My work with Neon light has its roots in my personal biography, as my father owned one of the first factories in Israel which manufactured neon signs. I created my first neon work many years after the firm closed down, and it was, naturally, nothing like what my father had produced. My neon works alternate between conceptual abstraction and figurative depiction. In all of them I ascribe light with the importance of being both a material and a subject-matter, as there is no photography and no neon without light itself. In works such as Shalom/Chalom (Peace/Dream, 2008) and I Can/ I Can't (2010), altering one letter in the word changes its meaning. In White on White Cream on Cream (2011) I produced a Rothkoesque color field by using a white and off-white neon placed on different backgrounds. The work Hands Up (2018) relates to a Disney WWII animated propaganda film.
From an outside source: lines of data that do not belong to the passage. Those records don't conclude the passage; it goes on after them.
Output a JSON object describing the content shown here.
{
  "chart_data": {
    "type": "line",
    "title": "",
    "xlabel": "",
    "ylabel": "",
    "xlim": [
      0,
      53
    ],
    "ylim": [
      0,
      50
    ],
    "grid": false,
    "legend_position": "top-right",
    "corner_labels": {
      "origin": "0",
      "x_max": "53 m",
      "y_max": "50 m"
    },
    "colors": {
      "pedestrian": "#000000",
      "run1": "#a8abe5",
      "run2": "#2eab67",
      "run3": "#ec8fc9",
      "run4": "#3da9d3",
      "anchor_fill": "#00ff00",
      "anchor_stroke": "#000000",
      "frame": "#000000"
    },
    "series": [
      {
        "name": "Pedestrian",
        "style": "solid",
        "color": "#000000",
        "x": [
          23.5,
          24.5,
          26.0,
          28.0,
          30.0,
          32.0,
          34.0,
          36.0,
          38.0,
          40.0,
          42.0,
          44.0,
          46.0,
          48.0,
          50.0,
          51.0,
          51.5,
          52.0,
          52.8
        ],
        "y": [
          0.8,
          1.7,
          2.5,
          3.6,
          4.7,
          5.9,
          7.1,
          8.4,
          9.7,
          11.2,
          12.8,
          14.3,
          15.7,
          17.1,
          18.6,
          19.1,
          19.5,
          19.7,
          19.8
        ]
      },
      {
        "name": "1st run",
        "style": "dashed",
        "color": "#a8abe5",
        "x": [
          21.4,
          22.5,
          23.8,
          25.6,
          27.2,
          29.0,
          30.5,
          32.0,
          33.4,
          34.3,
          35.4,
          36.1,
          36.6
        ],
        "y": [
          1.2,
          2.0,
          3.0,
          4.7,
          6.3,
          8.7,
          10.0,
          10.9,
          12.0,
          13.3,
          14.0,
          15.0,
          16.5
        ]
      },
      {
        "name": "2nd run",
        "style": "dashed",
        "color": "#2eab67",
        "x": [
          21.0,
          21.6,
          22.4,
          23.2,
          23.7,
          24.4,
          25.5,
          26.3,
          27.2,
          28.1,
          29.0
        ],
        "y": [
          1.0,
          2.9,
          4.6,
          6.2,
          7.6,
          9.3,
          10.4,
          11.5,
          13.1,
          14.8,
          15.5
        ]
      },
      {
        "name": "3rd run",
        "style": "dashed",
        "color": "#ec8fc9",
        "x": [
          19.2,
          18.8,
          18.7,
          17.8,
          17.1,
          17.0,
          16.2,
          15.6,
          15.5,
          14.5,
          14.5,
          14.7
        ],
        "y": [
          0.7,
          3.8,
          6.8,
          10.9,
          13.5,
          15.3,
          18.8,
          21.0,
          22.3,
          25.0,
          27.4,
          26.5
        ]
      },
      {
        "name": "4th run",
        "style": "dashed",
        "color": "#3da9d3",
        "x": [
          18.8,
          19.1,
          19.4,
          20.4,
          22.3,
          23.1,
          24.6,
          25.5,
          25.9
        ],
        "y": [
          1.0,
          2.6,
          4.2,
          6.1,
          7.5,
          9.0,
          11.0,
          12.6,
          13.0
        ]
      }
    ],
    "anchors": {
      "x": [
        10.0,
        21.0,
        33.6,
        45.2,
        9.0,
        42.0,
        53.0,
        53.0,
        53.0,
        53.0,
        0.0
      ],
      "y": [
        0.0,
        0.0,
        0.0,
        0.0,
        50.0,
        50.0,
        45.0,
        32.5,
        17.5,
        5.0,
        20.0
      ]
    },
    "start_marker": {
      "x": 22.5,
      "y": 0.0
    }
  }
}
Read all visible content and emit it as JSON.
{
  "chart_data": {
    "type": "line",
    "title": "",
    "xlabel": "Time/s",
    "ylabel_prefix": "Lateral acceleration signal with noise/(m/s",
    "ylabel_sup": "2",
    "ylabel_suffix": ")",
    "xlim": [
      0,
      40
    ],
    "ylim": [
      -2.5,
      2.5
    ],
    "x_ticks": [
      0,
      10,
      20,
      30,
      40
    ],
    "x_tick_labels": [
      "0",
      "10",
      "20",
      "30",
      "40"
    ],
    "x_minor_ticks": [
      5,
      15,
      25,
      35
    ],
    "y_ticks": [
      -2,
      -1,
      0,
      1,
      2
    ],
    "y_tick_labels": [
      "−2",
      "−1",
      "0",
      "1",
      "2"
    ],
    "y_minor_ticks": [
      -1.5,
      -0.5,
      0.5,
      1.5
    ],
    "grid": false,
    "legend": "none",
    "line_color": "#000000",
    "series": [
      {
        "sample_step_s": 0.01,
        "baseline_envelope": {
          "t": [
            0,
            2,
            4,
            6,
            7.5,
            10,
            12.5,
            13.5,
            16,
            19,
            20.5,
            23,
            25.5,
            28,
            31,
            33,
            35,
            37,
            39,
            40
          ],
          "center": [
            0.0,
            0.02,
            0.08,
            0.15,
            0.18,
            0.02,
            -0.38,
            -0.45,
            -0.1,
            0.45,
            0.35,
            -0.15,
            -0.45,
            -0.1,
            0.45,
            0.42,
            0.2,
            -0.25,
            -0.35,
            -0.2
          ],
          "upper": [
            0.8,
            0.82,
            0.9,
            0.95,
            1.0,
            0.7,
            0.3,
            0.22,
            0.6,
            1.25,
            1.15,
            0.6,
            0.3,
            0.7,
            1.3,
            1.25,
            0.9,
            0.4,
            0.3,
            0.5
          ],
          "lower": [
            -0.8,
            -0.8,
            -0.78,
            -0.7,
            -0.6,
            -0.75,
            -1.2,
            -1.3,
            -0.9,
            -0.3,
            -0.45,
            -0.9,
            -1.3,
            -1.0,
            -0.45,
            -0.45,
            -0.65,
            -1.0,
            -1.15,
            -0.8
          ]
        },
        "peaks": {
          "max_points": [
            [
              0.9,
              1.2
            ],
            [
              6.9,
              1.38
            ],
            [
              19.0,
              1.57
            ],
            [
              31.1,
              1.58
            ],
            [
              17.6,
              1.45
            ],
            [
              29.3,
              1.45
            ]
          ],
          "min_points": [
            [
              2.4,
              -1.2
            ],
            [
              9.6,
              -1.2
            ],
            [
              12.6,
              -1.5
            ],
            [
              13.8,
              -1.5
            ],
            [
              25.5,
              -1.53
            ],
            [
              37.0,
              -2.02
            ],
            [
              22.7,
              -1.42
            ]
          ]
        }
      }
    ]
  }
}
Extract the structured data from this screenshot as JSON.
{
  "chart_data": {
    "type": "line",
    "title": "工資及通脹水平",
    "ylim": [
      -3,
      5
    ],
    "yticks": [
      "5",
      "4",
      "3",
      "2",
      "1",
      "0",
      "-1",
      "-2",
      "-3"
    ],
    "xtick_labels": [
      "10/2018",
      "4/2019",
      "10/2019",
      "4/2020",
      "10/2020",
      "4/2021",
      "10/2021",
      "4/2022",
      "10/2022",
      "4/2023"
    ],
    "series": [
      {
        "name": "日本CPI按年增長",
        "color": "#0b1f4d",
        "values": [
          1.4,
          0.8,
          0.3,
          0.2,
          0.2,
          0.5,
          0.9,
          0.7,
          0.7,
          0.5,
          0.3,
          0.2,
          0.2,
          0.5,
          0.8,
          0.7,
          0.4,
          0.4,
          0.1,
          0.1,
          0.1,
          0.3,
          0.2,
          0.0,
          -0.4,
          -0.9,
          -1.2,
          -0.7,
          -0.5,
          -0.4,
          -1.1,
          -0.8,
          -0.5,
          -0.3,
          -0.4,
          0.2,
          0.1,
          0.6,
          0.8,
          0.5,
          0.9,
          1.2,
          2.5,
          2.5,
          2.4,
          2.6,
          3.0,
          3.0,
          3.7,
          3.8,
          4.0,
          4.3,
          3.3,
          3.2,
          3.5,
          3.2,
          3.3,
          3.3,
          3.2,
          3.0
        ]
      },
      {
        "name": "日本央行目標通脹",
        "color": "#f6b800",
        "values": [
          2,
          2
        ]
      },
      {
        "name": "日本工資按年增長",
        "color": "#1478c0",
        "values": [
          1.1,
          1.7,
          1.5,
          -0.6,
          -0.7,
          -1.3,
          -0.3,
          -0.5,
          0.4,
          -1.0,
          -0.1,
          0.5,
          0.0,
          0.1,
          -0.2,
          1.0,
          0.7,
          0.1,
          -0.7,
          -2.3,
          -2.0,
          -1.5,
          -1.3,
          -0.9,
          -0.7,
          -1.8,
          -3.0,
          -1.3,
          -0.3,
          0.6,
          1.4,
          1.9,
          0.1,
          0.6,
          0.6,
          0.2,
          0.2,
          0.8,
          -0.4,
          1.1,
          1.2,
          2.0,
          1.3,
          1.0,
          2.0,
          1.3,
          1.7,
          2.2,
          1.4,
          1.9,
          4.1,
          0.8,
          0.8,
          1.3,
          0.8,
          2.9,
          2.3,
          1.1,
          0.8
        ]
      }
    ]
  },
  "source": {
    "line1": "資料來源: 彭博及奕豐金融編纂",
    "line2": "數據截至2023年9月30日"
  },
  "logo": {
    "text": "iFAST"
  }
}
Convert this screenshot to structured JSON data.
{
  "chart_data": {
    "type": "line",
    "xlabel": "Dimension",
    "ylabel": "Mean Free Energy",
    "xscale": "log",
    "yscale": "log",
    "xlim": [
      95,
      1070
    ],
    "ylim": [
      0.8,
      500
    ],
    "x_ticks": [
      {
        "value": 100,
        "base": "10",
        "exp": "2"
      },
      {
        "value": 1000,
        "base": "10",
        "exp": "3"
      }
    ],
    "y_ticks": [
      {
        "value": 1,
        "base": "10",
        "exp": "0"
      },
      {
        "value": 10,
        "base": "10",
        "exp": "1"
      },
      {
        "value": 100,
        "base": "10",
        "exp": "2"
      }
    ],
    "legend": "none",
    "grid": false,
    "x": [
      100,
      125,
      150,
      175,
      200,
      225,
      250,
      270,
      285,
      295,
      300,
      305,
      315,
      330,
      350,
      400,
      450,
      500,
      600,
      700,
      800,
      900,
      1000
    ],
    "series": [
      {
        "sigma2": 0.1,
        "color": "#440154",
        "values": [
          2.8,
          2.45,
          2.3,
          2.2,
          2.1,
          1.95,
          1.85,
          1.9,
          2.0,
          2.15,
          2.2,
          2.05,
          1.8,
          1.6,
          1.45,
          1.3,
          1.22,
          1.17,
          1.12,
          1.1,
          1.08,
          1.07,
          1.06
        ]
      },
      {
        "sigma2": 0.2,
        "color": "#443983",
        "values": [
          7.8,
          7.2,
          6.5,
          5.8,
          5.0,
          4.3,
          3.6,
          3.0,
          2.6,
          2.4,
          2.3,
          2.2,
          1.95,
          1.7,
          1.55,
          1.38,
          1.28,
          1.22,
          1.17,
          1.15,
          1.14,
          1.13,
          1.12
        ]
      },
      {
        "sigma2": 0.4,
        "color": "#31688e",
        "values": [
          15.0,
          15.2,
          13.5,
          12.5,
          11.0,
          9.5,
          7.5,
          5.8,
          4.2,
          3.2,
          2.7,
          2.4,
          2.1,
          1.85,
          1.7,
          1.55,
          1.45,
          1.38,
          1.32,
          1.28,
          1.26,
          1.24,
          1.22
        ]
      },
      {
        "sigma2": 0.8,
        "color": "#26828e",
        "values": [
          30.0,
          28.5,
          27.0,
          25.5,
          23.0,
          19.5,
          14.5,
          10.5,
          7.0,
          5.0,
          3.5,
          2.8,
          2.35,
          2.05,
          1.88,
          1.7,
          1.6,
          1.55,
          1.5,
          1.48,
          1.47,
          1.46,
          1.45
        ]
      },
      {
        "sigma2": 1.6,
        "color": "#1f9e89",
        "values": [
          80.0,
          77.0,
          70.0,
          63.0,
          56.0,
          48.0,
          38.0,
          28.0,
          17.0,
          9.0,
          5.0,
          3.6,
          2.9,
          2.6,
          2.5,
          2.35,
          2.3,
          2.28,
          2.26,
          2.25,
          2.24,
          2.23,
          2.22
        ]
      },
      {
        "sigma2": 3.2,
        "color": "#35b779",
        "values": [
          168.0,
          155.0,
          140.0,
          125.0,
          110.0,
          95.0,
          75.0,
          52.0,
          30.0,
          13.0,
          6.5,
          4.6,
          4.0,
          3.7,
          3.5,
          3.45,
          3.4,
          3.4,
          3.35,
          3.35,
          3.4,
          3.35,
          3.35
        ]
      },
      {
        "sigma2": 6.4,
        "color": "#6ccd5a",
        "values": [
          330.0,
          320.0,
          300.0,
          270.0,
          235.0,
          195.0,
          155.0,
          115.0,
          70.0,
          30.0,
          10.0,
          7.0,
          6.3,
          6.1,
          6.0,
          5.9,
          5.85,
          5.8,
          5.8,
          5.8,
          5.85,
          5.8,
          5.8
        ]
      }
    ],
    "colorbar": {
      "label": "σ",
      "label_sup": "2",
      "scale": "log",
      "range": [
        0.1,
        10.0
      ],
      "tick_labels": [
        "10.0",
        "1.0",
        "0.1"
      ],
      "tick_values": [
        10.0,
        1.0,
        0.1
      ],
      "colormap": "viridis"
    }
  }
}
Recently, since mid-2019, as I've been battling a severe illness, I started to re-edit photos which were categorized until now as ”too private”. Someone Has Been Sleeping in My Bed (2005-2017) for instance, is a group of intimate images taken in a variety of different rooms, each with its unique aesthetic. In all of them there is a male figure lying down, where it is unclear whether he is dead or merely asleep. I took these pictures of my partner during shared trips. He never knew I was photographing him. For a long time he has been disinclined to show them in public, but in the last year he gave his consent when he realized how important it is for me at this point in time to work with the margin between life and death. Similarly, I am re-visiting a series of photographs depicting flawed, deformed sculptures, which I took over several years in different locations around the world. Once labeled as ”too personal” these images are now congealing into a new body of work I call “A Thin Line”.